Entre los muertos había unos 200 miembros de las fuerzas de seguridad y otras personas vinculadas al gobierno, dijo HRANA.
El grupo de derechos humanos ha sido preciso durante años al detallar las protestas y los disturbios en Irán, confiando en una red de activistas dentro del país para confirmar todas las víctimas reportadas.
Otros grupos han ofrecido cifras igualmente altas, aunque los activistas temen que el número real de víctimas sea mucho mayor, ya que un apagón de Internet que dura una semana dificulta la verificación de la información desde el interior del país.
El jueves, funcionarios iraníes ofrecieron la primera cifra oficial de muertos.
La televisión estatal citó al Ministerio del Interior diciendo que habían muerto 3.117 personas. Las autoridades dijeron anteriormente que la mayoría de los muertos fueron asesinados por “terroristas”, al tiempo que culparon a Estados Unidos e Israel de provocar los disturbios.

Una misión de investigación de la ONU dijo que a pesar del apagón de Internet, pudo recopilar relatos de víctimas y otras pruebas relacionadas con acusaciones de “graves violaciones de derechos humanos”. La represión ha provocado “asesinatos arbitrarios y lesiones graves, tortura, violencia sexual y de género, arrestos y detenciones arbitrarios y confesiones forzadas”.

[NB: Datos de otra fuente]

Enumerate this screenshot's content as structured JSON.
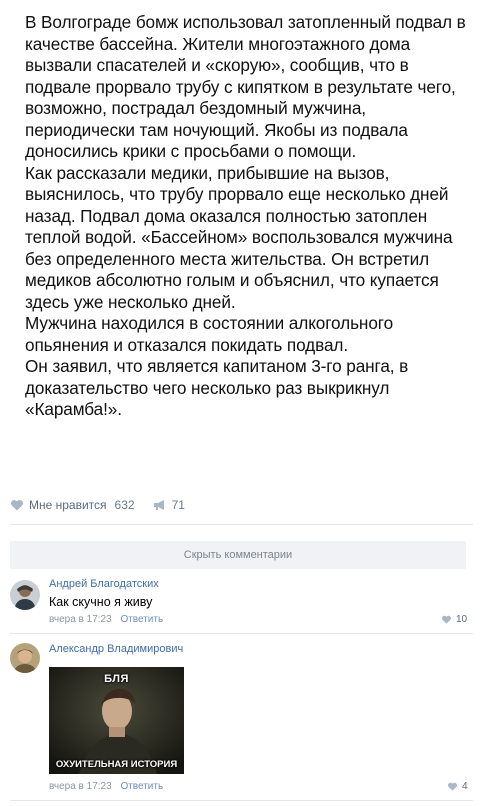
{
  "post": {
    "paragraphs": [
      "В Волгограде бомж использовал затопленный подвал в качестве бассейна.  Жители многоэтажного дома вызвали спасателей и «скорую», сообщив, что в подвале прорвало трубу с кипятком в результате чего, возможно, пострадал бездомный мужчина, периодически там ночующий. Якобы из подвала доносились крики с просьбами о помощи.",
      "Как рассказали медики, прибывшие на вызов, выяснилось, что трубу прорвало еще несколько дней назад. Подвал дома оказался полностью затоплен теплой водой. «Бассейном» воспользовался мужчина без определенного места жительства. Он встретил медиков абсолютно голым и объяснил, что купается здесь уже несколько дней.",
      "Мужчина находился в состоянии алкогольного опьянения и отказался покидать подвал.",
      "Он заявил, что является капитаном 3-го ранга, в доказательство чего несколько раз выкрикнул «Карамба!»."
    ],
    "like_label": "Мне нравится",
    "like_count": "632",
    "share_count": "71"
  },
  "hide_comments_label": "Скрыть комментарии",
  "comments": [
    {
      "author": "Андрей Благодатских",
      "text": "Как скучно я живу",
      "time": "вчера в 17:23",
      "reply_label": "Ответить",
      "likes": "10"
    },
    {
      "author": "Александр Владимирович",
      "meme_top": "БЛЯ",
      "meme_bottom": "ОХУИТЕЛЬНАЯ ИСТОРИЯ",
      "time": "вчера в 17:23",
      "reply_label": "Ответить",
      "likes": "4"
    }
  ],
  "colors": {
    "link": "#3f6ea6",
    "meta": "#8c97a3",
    "accent": "#5a6b7e"
  }
}
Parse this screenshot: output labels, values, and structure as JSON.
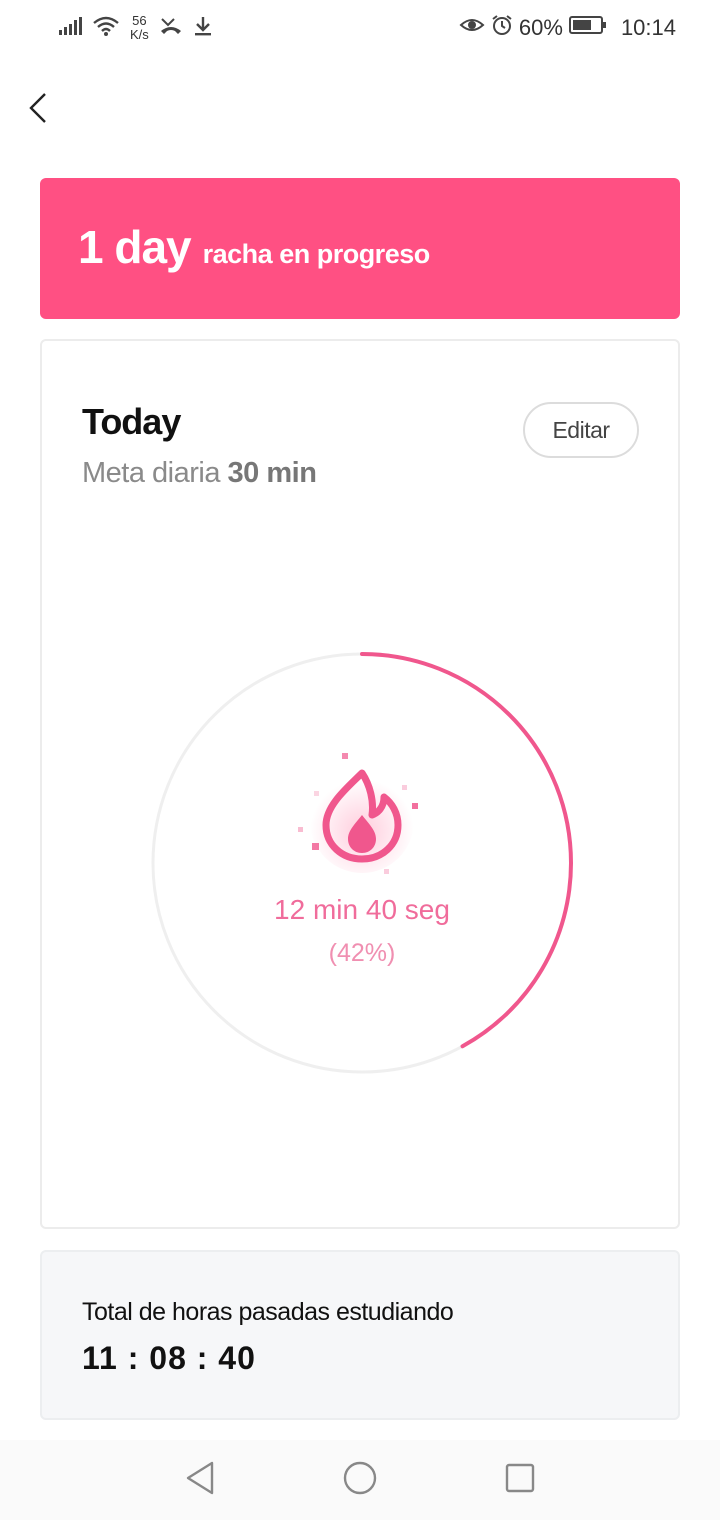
{
  "status_bar": {
    "speed_value": "56",
    "speed_unit": "K/s",
    "battery": "60%",
    "time": "10:14",
    "icons": [
      "signal-icon",
      "wifi-icon",
      "missed-call-icon",
      "download-icon",
      "eye-icon",
      "alarm-icon",
      "battery-icon"
    ]
  },
  "header": {
    "back_icon": "chevron-left-icon"
  },
  "streak": {
    "days": "1 day",
    "label": "racha en progreso",
    "color": "#ff5083"
  },
  "today": {
    "title": "Today",
    "goal_label": "Meta diaria",
    "goal_value": "30 min",
    "edit_label": "Editar",
    "progress_text": "12 min 40 seg",
    "percent_text": "(42%)",
    "progress_fraction": 0.42,
    "accent_color": "#f0578d",
    "icon": "flame-icon"
  },
  "total": {
    "label": "Total de horas pasadas estudiando",
    "value": "11 : 08 : 40"
  },
  "nav_bar": {
    "icons": [
      "back-triangle-icon",
      "home-circle-icon",
      "recents-square-icon"
    ]
  }
}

Trump ha sugerido que usaría la fuerza militar contra Irán si dispara contra manifestantes o sigue adelante con lo que grupos de derechos humanos dicen que son ejecuciones planificadas de algunos manifestantes.

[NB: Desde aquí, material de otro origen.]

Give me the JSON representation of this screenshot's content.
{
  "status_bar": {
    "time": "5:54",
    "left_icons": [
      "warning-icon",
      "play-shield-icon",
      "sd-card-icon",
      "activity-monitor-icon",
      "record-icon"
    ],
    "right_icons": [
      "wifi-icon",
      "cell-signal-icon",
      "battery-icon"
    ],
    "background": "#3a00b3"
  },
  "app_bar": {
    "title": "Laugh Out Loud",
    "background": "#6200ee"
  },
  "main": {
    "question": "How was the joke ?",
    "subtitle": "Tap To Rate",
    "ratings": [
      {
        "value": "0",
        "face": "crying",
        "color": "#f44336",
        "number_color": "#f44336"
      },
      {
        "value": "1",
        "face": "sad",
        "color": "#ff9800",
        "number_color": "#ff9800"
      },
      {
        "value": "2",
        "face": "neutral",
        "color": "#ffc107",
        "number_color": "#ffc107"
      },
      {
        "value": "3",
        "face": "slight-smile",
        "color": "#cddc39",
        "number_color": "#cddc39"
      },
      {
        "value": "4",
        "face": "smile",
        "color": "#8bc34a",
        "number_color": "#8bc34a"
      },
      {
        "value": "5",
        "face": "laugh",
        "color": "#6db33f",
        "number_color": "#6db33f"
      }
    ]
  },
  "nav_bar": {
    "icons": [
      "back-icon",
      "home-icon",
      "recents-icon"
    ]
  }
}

Sin embargo, todavía no tomó ninguna acción militar, atribuyéndose a sí mismo el mérito de haber detenido la masacre. Lo reiteró el jueves.

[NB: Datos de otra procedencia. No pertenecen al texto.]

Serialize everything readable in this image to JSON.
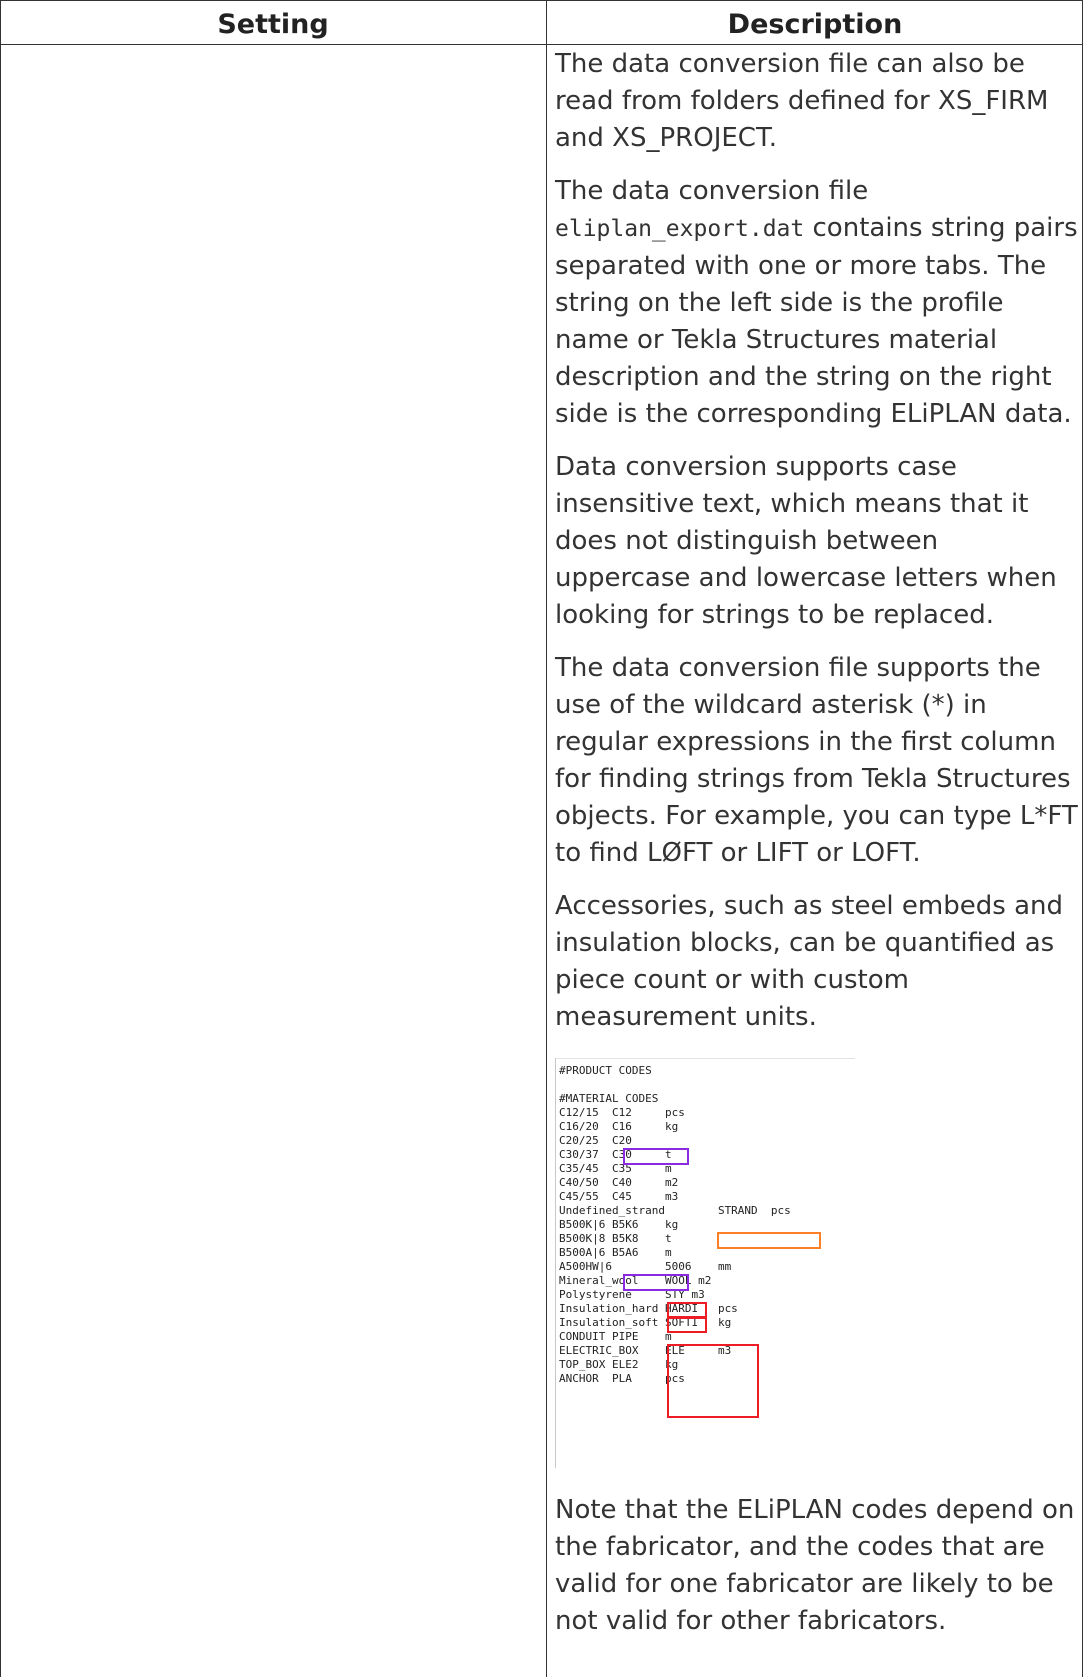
{
  "table": {
    "headers": {
      "setting": "Setting",
      "description": "Description"
    }
  },
  "description": {
    "p1": "The data conversion file can also be read from folders defined for XS_FIRM and XS_PROJECT.",
    "p2_before": "The data conversion file ",
    "p2_code": "eliplan_export.dat",
    "p2_after": " contains string pairs separated with one or more tabs. The string on the left side is the profile name or Tekla Structures material description and the string on the right side is the corresponding ELiPLAN data.",
    "p3": "Data conversion supports case insensitive text, which means that it does not distinguish between uppercase and lowercase letters when looking for strings to be replaced.",
    "p4": "The data conversion file supports the use of the wildcard asterisk (*) in regular expressions in the first column for finding strings from Tekla Structures objects. For example, you can type L*FT to find LØFT or LIFT or LOFT.",
    "p5": "Accessories, such as steel embeds and insulation blocks, can be quantified as piece count or with custom measurement units.",
    "p6": "Note that the ELiPLAN codes depend on the fabricator, and the codes that are valid for one fabricator are likely to be not valid for other fabricators."
  },
  "figure": {
    "lines": [
      "#PRODUCT CODES",
      "",
      "#MATERIAL CODES",
      "C12/15  C12     pcs",
      "C16/20  C16     kg",
      "C20/25  C20",
      "C30/37  C30     t",
      "C35/45  C35     m",
      "C40/50  C40     m2",
      "C45/55  C45     m3",
      "Undefined_strand        STRAND  pcs",
      "B500K|6 B5K6    kg",
      "B500K|8 B5K8    t",
      "B500A|6 B5A6    m",
      "A500HW|6        5006    mm",
      "Mineral_wool    WOOL m2",
      "Polystyrene     STY m3",
      "Insulation_hard HARDI   pcs",
      "Insulation_soft SOFTI   kg",
      "CONDUIT PIPE    m",
      "ELECTRIC_BOX    ELE     m3",
      "TOP_BOX ELE2    kg",
      "ANCHOR  PLA     pcs"
    ],
    "colors": {
      "purple": "#8a2be2",
      "orange": "#ff7f27",
      "red": "#ee1c24"
    }
  }
}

“El jueves detuve 837 ejecuciones; cada una de ellas habría muerto, en su mayoría jóvenes”, dijo en el Air Force One.
El Fiscal General de Irán lo ha negado rotundamente.
“El poder judicial es una institución independiente y no acepta órdenes de extranjeros” y “la afirmación del presidente estadounidense sobre 800 ejecuciones en Irán es errónea”, dijo Mohammad Movahedev, citado por la emisora estatal iraní IRIB.
Movahedev calificó a Trump de “absurdo y arrogante” y calificó sus afirmaciones de “absolutamente falsas”. “No existe tal cifra y el poder judicial nunca ha tomado tal decisión”, añadió.
El presidente indicó el jueves que Teherán todavía estaba abierto a conversaciones, algo que ya había dicho en el pasado.
Irán quiere hablar y nosotros hablaremos, dijo Trump.